The defense of democracy, that is, of our institutions and the Federal Constitution (denied by the PT in 1988), requires us to be more comprehensive.

The threat also comes, for example, from those who propose external control of judges and the Judiciary for partisan interests or change of rules in the STF, such as increasing the number of ministers. It comes from those who propose to establish councils and committees to manage society, supplanting constitutional institutions. It comes from those who propose to control the media or persecute journalists. It comes from those who apply prior censorship and arrest citizens and even representatives of the people based on speeches considered unacceptable.

It comes from those who propose a society based on equality of results, supplanting free association. It comes from those who have a history of buying the votes of representatives of the people and breaking tax laws for electoral benefit. It comes from those who use public money to finance governments of ideologically aligned countries, in favor of a supra-alliance of mutual protection for perpetuation in power. It comes from those who support Maduro and Castros, considered “democratic”, and who blame the opposition for having become the poorest country in the Americas. It comes from those who apply systemic corruption as a government program.
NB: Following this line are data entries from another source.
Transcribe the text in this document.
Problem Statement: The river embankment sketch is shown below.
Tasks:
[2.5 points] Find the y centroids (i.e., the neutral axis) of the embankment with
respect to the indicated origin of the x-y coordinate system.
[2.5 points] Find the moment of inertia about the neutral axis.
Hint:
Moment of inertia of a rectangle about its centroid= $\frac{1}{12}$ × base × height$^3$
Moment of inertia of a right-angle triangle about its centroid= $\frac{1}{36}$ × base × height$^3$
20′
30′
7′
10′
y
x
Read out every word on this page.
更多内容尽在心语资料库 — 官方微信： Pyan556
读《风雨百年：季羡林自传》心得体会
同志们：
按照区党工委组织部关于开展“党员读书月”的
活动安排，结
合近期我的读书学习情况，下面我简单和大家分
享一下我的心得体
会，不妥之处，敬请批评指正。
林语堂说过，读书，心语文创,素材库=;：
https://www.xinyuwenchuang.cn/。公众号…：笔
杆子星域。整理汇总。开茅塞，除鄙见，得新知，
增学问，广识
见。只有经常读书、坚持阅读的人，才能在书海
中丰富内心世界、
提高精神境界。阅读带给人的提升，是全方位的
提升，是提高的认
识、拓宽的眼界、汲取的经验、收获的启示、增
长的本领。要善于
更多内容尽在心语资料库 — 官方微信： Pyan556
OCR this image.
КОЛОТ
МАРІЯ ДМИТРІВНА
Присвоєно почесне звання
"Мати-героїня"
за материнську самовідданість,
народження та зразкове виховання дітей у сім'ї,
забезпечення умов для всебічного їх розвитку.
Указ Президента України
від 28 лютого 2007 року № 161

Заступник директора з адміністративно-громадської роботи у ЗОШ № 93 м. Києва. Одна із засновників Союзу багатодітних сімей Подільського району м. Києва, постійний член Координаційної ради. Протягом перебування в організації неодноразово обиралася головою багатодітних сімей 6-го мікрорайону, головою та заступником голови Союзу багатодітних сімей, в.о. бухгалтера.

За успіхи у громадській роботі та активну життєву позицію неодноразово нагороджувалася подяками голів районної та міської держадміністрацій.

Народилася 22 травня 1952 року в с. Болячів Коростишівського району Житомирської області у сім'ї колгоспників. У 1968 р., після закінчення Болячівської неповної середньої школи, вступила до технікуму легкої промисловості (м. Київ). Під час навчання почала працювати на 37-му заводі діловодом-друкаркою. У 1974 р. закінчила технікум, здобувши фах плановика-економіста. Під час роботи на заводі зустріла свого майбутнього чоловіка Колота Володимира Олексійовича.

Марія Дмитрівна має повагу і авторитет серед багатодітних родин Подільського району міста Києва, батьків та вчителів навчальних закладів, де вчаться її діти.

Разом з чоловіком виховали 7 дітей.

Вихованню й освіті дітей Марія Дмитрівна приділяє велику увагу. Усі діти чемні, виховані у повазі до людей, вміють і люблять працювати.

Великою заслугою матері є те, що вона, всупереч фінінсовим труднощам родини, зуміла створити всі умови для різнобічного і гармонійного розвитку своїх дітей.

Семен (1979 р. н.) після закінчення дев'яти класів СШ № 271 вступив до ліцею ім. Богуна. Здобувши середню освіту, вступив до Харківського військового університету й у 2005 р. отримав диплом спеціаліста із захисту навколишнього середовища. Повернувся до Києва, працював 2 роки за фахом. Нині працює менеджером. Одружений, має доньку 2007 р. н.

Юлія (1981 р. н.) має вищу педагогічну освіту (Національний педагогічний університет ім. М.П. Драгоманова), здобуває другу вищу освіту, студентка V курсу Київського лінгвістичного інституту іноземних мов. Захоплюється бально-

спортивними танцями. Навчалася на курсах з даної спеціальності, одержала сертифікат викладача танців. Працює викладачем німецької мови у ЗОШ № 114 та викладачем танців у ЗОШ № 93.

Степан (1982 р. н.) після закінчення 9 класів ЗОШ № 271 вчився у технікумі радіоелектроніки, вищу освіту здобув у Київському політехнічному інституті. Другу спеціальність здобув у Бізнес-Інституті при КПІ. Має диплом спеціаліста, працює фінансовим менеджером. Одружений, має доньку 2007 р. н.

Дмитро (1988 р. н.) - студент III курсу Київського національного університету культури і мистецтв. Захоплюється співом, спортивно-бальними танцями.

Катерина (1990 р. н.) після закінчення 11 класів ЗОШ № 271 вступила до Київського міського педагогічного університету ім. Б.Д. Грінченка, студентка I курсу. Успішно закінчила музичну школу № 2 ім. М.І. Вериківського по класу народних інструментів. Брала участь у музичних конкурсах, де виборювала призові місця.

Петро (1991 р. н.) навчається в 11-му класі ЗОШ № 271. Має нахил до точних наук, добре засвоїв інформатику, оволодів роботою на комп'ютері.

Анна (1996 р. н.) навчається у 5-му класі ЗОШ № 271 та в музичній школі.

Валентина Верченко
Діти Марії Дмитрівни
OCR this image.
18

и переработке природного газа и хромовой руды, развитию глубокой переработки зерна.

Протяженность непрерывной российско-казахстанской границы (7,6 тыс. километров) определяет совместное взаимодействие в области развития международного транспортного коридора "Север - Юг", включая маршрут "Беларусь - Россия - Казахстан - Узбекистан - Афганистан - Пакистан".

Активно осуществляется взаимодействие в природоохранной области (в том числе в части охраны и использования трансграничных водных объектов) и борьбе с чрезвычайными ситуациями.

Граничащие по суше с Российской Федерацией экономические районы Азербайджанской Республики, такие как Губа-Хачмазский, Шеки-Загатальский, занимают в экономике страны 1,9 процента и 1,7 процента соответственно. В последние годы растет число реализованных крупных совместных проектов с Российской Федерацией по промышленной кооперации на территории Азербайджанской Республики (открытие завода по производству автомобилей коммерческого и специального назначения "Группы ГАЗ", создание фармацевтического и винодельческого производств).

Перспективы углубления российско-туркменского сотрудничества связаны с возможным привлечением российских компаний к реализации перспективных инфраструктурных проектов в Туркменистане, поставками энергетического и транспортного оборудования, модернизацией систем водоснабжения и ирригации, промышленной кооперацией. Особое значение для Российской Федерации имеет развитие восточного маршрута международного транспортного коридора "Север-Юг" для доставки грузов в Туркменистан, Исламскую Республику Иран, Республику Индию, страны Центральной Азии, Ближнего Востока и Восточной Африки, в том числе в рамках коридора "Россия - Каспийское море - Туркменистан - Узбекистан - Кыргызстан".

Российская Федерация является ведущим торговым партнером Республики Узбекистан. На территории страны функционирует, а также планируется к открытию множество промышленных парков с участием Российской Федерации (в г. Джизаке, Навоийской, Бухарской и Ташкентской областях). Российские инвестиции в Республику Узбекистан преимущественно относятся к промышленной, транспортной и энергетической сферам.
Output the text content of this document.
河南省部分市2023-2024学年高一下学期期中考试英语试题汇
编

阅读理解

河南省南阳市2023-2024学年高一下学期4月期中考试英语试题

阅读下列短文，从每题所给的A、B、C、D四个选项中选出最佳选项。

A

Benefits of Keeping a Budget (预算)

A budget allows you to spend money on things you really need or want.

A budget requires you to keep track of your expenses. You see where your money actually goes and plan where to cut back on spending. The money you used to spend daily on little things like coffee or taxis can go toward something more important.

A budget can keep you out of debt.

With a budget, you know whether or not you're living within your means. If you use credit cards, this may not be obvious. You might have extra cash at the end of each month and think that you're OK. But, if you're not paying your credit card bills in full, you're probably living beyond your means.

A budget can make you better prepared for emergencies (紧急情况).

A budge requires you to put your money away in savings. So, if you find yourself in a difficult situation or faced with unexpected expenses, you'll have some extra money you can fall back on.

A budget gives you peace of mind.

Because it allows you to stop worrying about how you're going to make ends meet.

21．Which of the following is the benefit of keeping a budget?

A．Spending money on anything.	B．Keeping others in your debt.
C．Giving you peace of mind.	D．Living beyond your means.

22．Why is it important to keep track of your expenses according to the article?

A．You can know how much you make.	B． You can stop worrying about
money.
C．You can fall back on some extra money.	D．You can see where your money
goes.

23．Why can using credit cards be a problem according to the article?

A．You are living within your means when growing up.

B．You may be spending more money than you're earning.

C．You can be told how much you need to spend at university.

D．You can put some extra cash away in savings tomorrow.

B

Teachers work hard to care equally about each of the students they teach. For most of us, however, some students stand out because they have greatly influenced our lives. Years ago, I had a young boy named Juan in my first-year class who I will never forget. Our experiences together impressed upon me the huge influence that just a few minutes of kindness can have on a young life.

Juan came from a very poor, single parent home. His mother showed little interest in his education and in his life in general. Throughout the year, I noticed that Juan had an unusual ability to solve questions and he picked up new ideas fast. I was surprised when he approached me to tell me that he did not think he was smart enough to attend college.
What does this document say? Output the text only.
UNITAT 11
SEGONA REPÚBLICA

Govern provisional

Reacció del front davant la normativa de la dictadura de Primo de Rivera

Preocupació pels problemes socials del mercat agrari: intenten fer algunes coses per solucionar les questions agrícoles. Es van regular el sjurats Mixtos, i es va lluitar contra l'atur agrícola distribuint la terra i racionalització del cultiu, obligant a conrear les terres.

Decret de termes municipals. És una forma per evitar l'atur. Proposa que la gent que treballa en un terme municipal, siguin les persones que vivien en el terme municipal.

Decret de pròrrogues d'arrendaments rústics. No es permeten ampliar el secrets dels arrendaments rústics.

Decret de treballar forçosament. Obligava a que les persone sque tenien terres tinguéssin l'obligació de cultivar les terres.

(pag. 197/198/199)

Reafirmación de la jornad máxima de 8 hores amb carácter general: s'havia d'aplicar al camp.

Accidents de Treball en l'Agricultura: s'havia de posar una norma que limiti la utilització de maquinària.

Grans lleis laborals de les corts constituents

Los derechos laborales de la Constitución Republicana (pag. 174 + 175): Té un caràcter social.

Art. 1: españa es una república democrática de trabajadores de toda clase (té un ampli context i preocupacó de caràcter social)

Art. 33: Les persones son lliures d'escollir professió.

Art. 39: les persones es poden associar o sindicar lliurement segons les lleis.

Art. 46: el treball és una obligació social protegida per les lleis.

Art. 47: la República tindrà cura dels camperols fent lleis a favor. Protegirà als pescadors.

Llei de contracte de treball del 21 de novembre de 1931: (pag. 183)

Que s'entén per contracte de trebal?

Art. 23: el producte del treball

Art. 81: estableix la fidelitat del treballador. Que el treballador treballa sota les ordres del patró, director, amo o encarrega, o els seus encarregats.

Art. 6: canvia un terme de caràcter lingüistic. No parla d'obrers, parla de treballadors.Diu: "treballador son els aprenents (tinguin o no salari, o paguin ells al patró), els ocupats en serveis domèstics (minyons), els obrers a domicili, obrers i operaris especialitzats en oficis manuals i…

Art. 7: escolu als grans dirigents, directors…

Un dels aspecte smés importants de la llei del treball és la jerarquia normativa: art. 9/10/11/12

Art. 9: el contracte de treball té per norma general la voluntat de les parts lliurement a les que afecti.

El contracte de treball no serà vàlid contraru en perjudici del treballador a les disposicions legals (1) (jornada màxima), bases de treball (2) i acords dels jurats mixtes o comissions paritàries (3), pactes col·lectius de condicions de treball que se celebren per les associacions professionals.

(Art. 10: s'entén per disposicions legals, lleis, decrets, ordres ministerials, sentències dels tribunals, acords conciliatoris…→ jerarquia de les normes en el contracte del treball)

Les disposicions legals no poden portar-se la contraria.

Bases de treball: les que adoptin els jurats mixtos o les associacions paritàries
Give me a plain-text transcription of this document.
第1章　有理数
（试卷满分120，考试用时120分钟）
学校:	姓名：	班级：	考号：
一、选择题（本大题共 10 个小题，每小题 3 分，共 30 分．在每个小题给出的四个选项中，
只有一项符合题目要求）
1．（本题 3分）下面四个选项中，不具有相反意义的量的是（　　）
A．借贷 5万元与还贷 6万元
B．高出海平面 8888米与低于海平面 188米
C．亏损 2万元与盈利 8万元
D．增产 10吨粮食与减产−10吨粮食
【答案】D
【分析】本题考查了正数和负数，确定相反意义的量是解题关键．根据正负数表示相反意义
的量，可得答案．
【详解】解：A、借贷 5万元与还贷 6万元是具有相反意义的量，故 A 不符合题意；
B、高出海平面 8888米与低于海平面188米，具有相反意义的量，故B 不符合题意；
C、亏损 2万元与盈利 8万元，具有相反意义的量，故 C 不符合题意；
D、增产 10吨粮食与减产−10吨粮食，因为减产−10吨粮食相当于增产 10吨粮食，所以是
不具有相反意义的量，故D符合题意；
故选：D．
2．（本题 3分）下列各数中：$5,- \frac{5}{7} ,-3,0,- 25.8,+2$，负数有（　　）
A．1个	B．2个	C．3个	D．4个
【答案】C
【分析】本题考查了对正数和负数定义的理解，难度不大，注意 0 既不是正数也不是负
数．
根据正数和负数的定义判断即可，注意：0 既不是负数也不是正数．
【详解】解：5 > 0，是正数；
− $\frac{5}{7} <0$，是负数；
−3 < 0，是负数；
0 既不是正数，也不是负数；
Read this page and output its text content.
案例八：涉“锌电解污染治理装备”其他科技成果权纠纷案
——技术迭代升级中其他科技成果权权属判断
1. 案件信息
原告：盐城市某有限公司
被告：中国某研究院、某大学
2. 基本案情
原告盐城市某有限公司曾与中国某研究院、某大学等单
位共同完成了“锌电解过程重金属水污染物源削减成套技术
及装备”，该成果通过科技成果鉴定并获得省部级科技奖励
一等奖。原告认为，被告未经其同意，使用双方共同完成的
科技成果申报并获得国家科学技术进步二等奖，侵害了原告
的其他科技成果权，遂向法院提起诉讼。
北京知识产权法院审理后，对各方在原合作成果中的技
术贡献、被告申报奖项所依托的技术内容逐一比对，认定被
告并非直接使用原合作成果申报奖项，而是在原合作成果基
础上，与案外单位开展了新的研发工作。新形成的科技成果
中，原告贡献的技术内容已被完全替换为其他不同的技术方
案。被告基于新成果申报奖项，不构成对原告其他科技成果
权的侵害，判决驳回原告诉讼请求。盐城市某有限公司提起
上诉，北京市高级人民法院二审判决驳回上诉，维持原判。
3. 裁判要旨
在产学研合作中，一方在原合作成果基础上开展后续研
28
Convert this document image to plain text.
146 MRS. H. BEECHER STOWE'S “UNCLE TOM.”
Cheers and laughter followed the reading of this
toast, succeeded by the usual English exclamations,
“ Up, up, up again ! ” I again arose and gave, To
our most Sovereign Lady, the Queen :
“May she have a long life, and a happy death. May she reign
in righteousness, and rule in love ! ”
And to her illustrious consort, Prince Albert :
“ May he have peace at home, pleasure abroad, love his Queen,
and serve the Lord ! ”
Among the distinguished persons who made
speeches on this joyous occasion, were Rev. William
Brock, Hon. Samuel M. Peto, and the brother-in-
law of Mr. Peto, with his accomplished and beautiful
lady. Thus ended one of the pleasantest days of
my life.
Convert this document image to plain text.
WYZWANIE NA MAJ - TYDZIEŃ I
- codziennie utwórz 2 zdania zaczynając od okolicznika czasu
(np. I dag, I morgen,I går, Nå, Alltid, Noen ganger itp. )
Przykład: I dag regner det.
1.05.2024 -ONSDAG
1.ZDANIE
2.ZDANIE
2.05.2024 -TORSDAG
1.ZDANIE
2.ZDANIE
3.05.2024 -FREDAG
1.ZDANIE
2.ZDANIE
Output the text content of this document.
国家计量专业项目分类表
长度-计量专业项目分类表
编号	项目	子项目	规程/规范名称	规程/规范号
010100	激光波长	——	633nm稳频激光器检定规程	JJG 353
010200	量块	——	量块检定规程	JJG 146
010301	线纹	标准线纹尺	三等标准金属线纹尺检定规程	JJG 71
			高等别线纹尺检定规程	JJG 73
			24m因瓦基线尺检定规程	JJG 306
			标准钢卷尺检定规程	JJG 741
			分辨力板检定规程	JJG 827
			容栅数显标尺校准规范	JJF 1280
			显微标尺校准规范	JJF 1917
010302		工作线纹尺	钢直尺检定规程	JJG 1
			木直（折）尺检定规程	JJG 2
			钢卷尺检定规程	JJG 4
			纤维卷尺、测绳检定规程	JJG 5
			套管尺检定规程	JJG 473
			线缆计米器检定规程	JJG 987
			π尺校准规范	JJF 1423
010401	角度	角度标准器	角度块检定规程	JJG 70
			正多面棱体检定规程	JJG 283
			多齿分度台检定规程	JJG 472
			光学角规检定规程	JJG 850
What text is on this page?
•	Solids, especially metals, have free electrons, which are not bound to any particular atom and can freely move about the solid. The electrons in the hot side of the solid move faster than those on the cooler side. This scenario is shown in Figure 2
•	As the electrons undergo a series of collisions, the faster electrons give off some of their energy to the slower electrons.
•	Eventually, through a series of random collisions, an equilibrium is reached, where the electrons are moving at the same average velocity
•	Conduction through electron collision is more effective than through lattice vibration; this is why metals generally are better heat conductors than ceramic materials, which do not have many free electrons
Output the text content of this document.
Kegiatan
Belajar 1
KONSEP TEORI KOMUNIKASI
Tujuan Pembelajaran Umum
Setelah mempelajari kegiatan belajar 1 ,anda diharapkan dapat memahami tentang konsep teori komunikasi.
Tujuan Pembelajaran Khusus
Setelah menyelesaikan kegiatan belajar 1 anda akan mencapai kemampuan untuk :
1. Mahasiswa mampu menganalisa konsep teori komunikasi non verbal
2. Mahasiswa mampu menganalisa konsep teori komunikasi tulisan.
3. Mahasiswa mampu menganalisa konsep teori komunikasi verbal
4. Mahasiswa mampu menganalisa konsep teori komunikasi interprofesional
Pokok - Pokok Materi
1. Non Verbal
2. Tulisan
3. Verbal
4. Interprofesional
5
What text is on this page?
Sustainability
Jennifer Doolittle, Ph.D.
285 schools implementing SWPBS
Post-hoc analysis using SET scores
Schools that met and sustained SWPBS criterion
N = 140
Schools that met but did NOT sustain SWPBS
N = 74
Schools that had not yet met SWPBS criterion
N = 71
In fact, the memory of the Brazilian is short. The perception of democratic danger in the current government overshadows the demonstrably arbitrary character of the group that wants to return.

Our political practice in recent times has been based on the stigmatization of the opponent as an enemy of the country. The letter does not escape this zeitgeist either; in fact, it accentuates it.

Hard times. As the Baron of Mauá said about the War in Paraguay: “This damned war will be the ruin of the victor and the destruction of the vanquished.”